La création d’Orlando a été un franc
succès, mais l’ouvrage n’a tenu que onze représentations, du 27 janvier au 5
mai 1733, à cause de deux impondérables : une maladie de la célèbre soprano
Anna Maria Strada (Angelica) et les renâclements du castrat Senesino (Orlando),
mécontent que son rôle se limite à trois arie
da capo (airs avec reprise) et laisse peu de place à la roucoulade, ce qui allait
susciter l’éviction du chanteur de la troupe de Haendel. Néanmoins, Orlando est aujourd’hui l’un des opéras
les plus joués du compositeur. La force et l’originalité de ce dramma per musica en trois actes reposent
dans son orchestration foisonnante quoique traditionnelle, ses ensembles, plus
nombreux qu’à l’ordinaire pour la période londonienne, la nouveauté de ses arie, Haendel n’y recyclant guère de pages
antérieures, et le sujet qui incita le compositeur à transcender les
conventions de l’opera seria et de l’aria da capo dont la rigidité ne peut convenir à
un personnage qui perd la raison. « Ce type de scène de folie n’est pas
nouveau, puisqu’on le trouve chez Vivaldi et Steffani, entre autres, rappelle
René Jacobs, mais l’abondance et la variété du récitatif haendélien sont ici très
novateurs. » Connaisseur éminent de l’œuvre de Haendel, le chanteur chef
d’orchestre belge est ici à la fois respectueux du texte et créatif.
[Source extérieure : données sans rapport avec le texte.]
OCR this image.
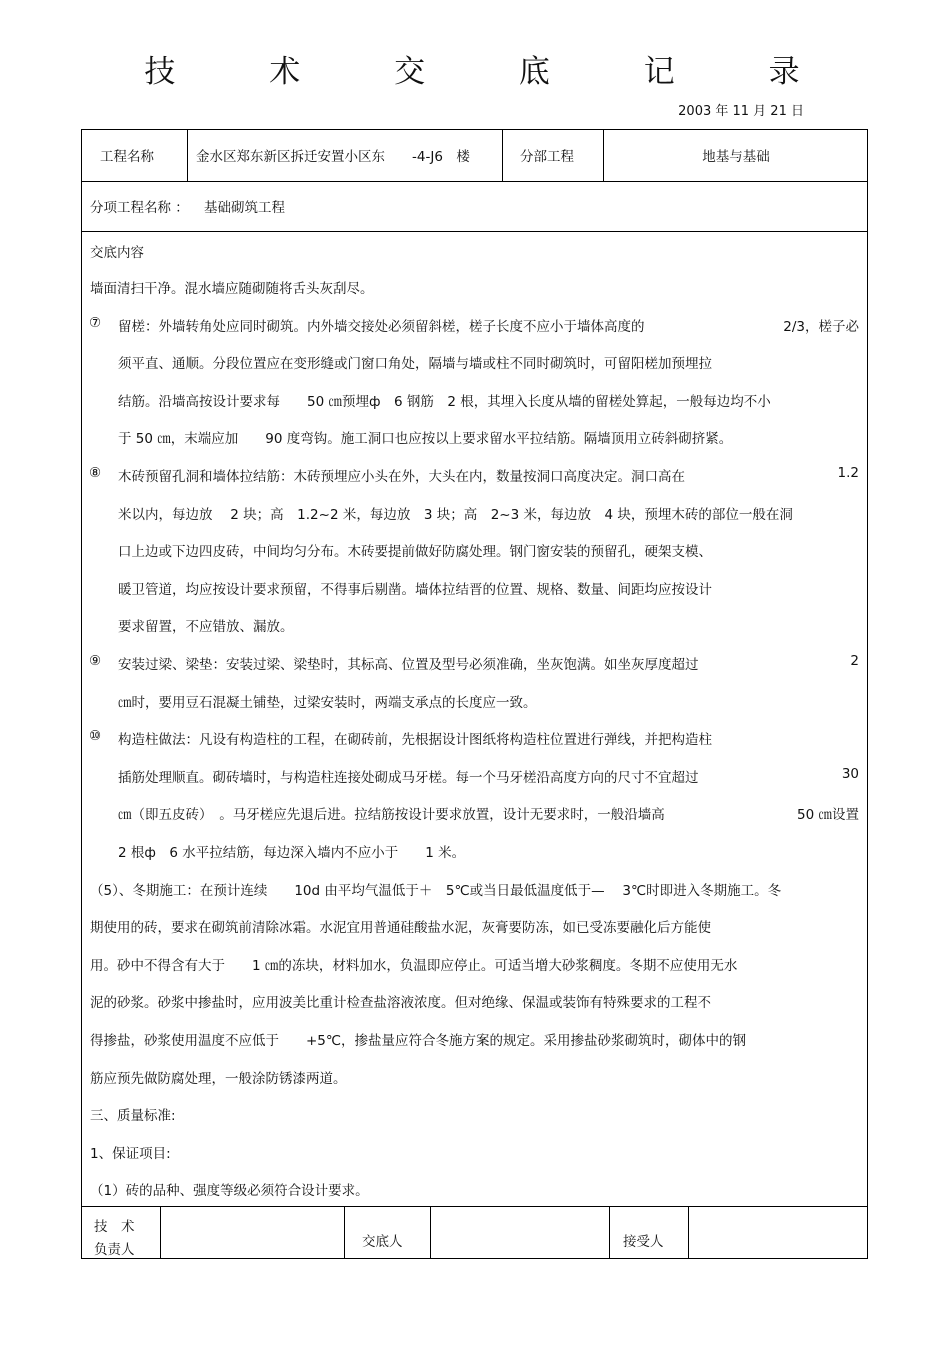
技 术 交 底 记 录
2003 年 11 月 21 日
工程名称	金水区郑东新区拆迁安置小区东　　-4-J6　楼	分部工程	地基与基础
分项工程名称 ： 基础砌筑工程
交底内容
墙面清扫干净。混水墙应随砌随将舌头灰刮尽。
⑦ 留槎：外墙转角处应同时砌筑。内外墙交接处必须留斜槎，槎子长度不应小于墙体高度的	2/3，槎子必
须平直、通顺。分段位置应在变形缝或门窗口角处，隔墙与墙或柱不同时砌筑时，可留阳槎加预埋拉
结筋。沿墙高按设计要求每　　50 ㎝预埋ф　6 钢筋　2 根，其埋入长度从墙的留槎处算起，一般每边均不小
于 50 ㎝，末端应加　　90 度弯钩。施工洞口也应按以上要求留水平拉结筋。隔墙顶用立砖斜砌挤紧。
⑧ 木砖预留孔洞和墙体拉结筋：木砖预埋应小头在外，大头在内，数量按洞口高度决定。洞口高在	1.2
米以内，每边放　 2 块；高　1.2~2 米，每边放　3 块；高　2~3 米，每边放　4 块，预埋木砖的部位一般在洞
口上边或下边四皮砖，中间均匀分布。木砖要提前做好防腐处理。钢门窗安装的预留孔，硬架支模、
暖卫管道，均应按设计要求预留，不得事后剔凿。墙体拉结晋的位置、规格、数量、间距均应按设计
要求留置，不应错放、漏放。
⑨ 安装过梁、梁垫：安装过梁、梁垫时，其标高、位置及型号必须准确，坐灰饱满。如坐灰厚度超过	2
㎝时，要用豆石混凝土铺垫，过梁安装时，两端支承点的长度应一致。
⑩ 构造柱做法：凡设有构造柱的工程，在砌砖前，先根据设计图纸将构造柱位置进行弹线，并把构造柱
插筋处理顺直。砌砖墙时，与构造柱连接处砌成马牙槎。每一个马牙槎沿高度方向的尺寸不宜超过	30
㎝（即五皮砖）　。马牙槎应先退后进。拉结筋按设计要求放置，设计无要求时，一般沿墙高	50 ㎝设置
2 根ф　6 水平拉结筋，每边深入墙内不应小于　　1 米。
（5）、冬期施工：在预计连续　　10d 由平均气温低于＋　5℃或当日最低温度低于—　 3℃时即进入冬期施工。冬
期使用的砖，要求在砌筑前清除冰霜。水泥宜用普通硅酸盐水泥，灰膏要防冻，如已受冻要融化后方能使
用。砂中不得含有大于　　1 ㎝的冻块，材料加水，负温即应停止。可适当增大砂浆稠度。冬期不应使用无水
泥的砂浆。砂浆中掺盐时，应用波美比重计检查盐溶液浓度。但对绝缘、保温或装饰有特殊要求的工程不
得掺盐，砂浆使用温度不应低于　　+5℃，掺盐量应符合冬施方案的规定。采用掺盐砂浆砌筑时，砌体中的钢
筋应预先做防腐处理，一般涂防锈漆两道。
三、质量标准:
1、保证项目:
（1）砖的品种、强度等级必须符合设计要求。
技　术
负责人	交底人	接受人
« Quand j’ai commencé à préparer Orlando
de Haendel voilà près de deux ans, j’ai commandé les facsimile de l’autographe
et celui de la première partition de direction, ainsi que celle de l’incunable
imprimé qui se trouve à la British Library. Cette étude des originaux ne m’a
pas empêché de prendre quelque liberté, comme la substitution des violettes marines,
instruments qui n’existent plus, par des violes d’amour, et l’ajout de
percussions dans les scènes de folie. » Les deux voix de femmes sont très
différenciées, Angelica étant un rôle typiquement seria et Dorinda étant en revanche dans le registre comique mais
s’avère particulièrement touchant. Ce dernier personnage a été écrit pour la
soprano napolitaine Céleste Resse, dite La Celestina, chanteuse cantonnée au
répertoire comique en raison de sa basse extraction. « Il paraît qu’en
Italie, remarque Jacobs, une femme de petite condition ne pouvait pas se voir
confier de rôles de prima donna dans
l’opera seria, même si elle chantait divinement. Mais, apparemment, La
Celestina chantait si bien que des compositeurs comme Hasse ont écrit des rôles
dans ces intermezzi comiques mais
avec des colorature telles que ses
collègues du seria en mouraient de jalousie. » Autre
personnage touchant, Médor, qui est un très beau rôle que Haendel a conçu pour
une femme. « Il serait mal venu de confier ce personnage à un contre-ténor,
car il faut absolument qu’il y ait un contraste de timbres entre lui et
Orlando », avertit Jacobs.
Bejun Mehta (Orlando) et Sunhae Im (Dorinda)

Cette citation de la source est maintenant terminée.